I think I should take the opportunity now to describe our group. Our tour leader, Charles, is a shaven headed Aussie, once a financial analyst, but who fell in love with this neck of the woods on a charity bike ride through Vietnam and Cambodia. There is Phil and Helen, a married couple of a year. Phil, a project manager for a web company, chucked in his job, when Helen, a project manager in Switzerland (though she is from Newcastle), was made redundant. They decided to get married and travel the world. Then there is Sabrina, an English Asian girl; Rebecca, an English law firm worker; Zooey and Helen, a pair of hotel and catering students, newly finished; Annabel from New Zealand; Sarah, in IT, I believe, from England; Young, a Canadian accounts manager, who was born in Laos, but has never been back (apparently there is bad blood between her family and those still there after the Laos clan stole their house); and Sian, English, but with Welsh family, I think (also some Irish; the Blaineys).

Before leaving Bangkok, I finished the Silverberg novel and, as I suspected, it was the best work of his I have yet read. Not too much to the story, but then it was more character driven and as such was a well-written account of the protagonist, David Selig. Driving today then, I got a good start (I am over halfway through) on the Philip K.Dick novel, 'Time Out of Joint'. Similar in many ways to a lot of his other work, it is also very close in part of its central concept (or I suspect it will be) to 'The Truman Show' (though it predates that movie by 40 years or so). Having said that it also reminds me of a James Garner movie I saw as a kid called '36 Hours' (again I am anticipating the solution to the mystery as nothing has yet been revealed). Great fun though. After a deceptively mundane opening, it really gets you enthralled, with a nice quintet of central characters, and a lovely sense of all is not what it seems. I won't make any huge claims as, despite its many philosphical references, this is no 'A Scanner Darkly'. It is, however, very well crafted and shows up something like Matheson's similarly themed '7 Steps to Midnight' for the sloppy work it is.

Anyhow we are now in Chang Klong. Our hotel, all teak wood flooring and faulty mosquito screens, is right beside the mighty Mekong. And it is mighty. Children play in its waters, while across its breadth, Laos faces us. At the hotel entrance a small chained monkey scampers back and forth pathetically. I swear I saw it licking its own urine experimentally. Poor thing must be so bored. Apart from this little pocket of distress, the sun is golden, the atmosphere is calm, and we are all very happy. And we have a banquet in 2 hours time.

By the way, I just noticed the Oscars are on tomorrow. What are they?

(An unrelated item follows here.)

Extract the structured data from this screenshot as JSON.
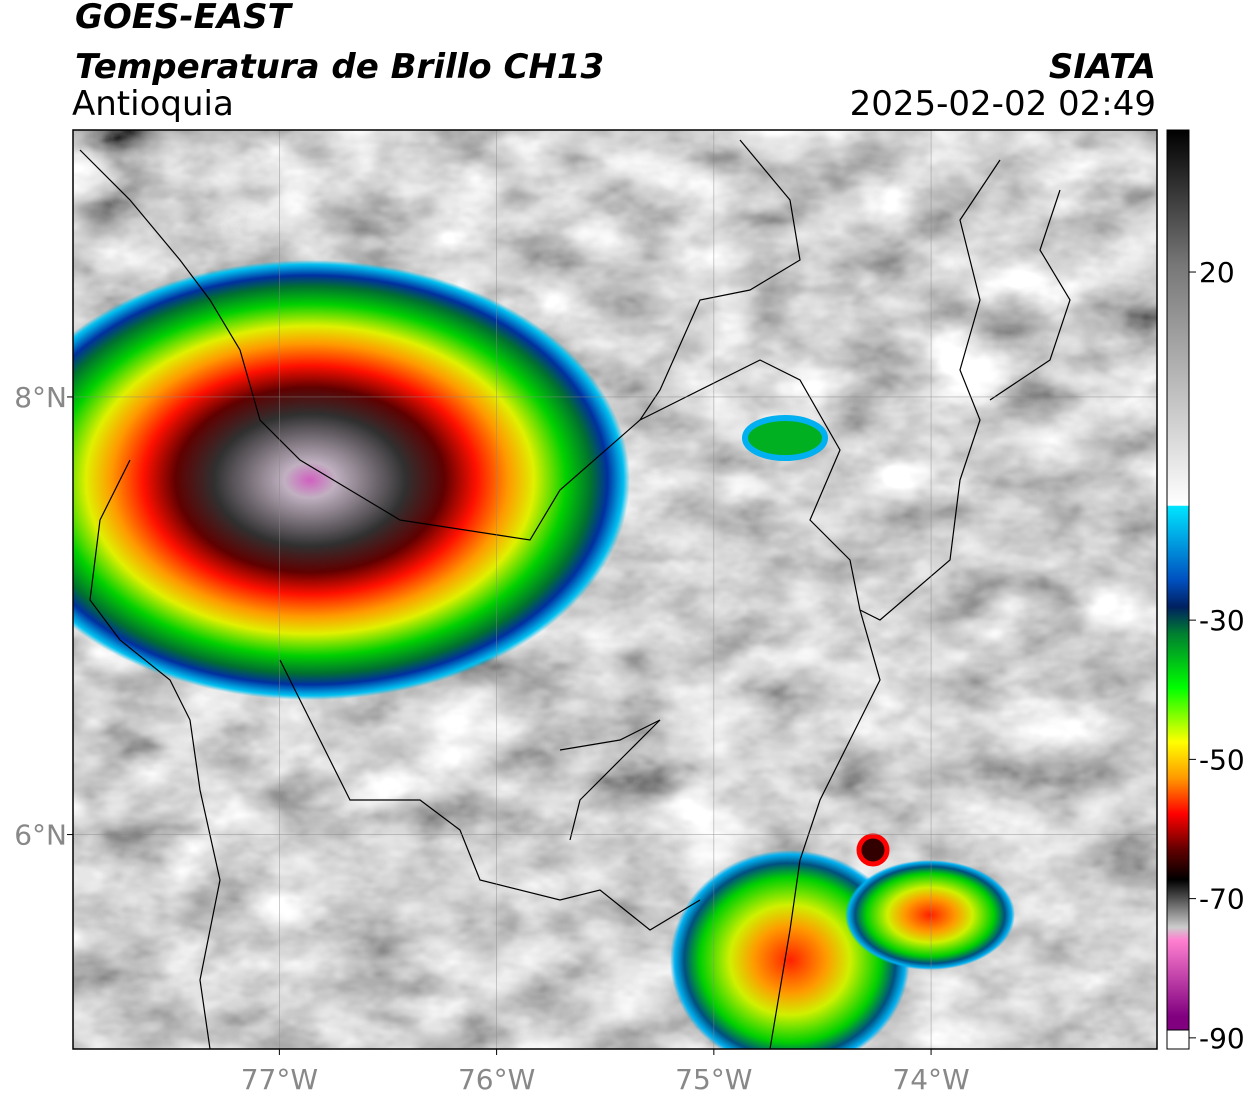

Actually it's good to see 'Little Miss Sunshine' get attention (though best movie, I don't think so, and 'The Queen', fun though it is, is just filler in this category). Come on 'El Laberinto del Fauno' for Best Foreign Film, certainly the best foreign movie and in all honesty probably the best film nominated full stop. It is better than 'The Departed' for instance, which probably should get Best Picture, of those nominated. Best Actor, give it to Forrest Whittaker (even if his really is a supporting role), though it would be good to see Peter O'Toole honoured (I haven't seen 'Venus'). Best Actress, I haven't seen enough to comment really, but Helen Mirren does a great job and deserves it. Best Supporting Actor is tough; I'd love to see Alan Arkin get it (because he's brilliant), but Djimon Hounsou is impressive in 'Blood Diamond'. I suspect Eddie Murphy impresses in 'Dreamgirls' too, while Wahlberg does a standard supporting role creditably (Hounsou in contrast is practically the protagonist of 'Blood Diamond' and is certainly its soul). Best Supporting Actress is another really tough one, though Rinko Kikuchi is as raw as an actress can be in 'Babel'. And for Director? It's not a matter of whether 'The Departed' is his best work or not - it's solid, and the best job of those nominated - but if Scorsese is ignored again, the world will spin out of orbit and into the sun. Do not destroy life as we know it, Academy, give him the bloody Oscar!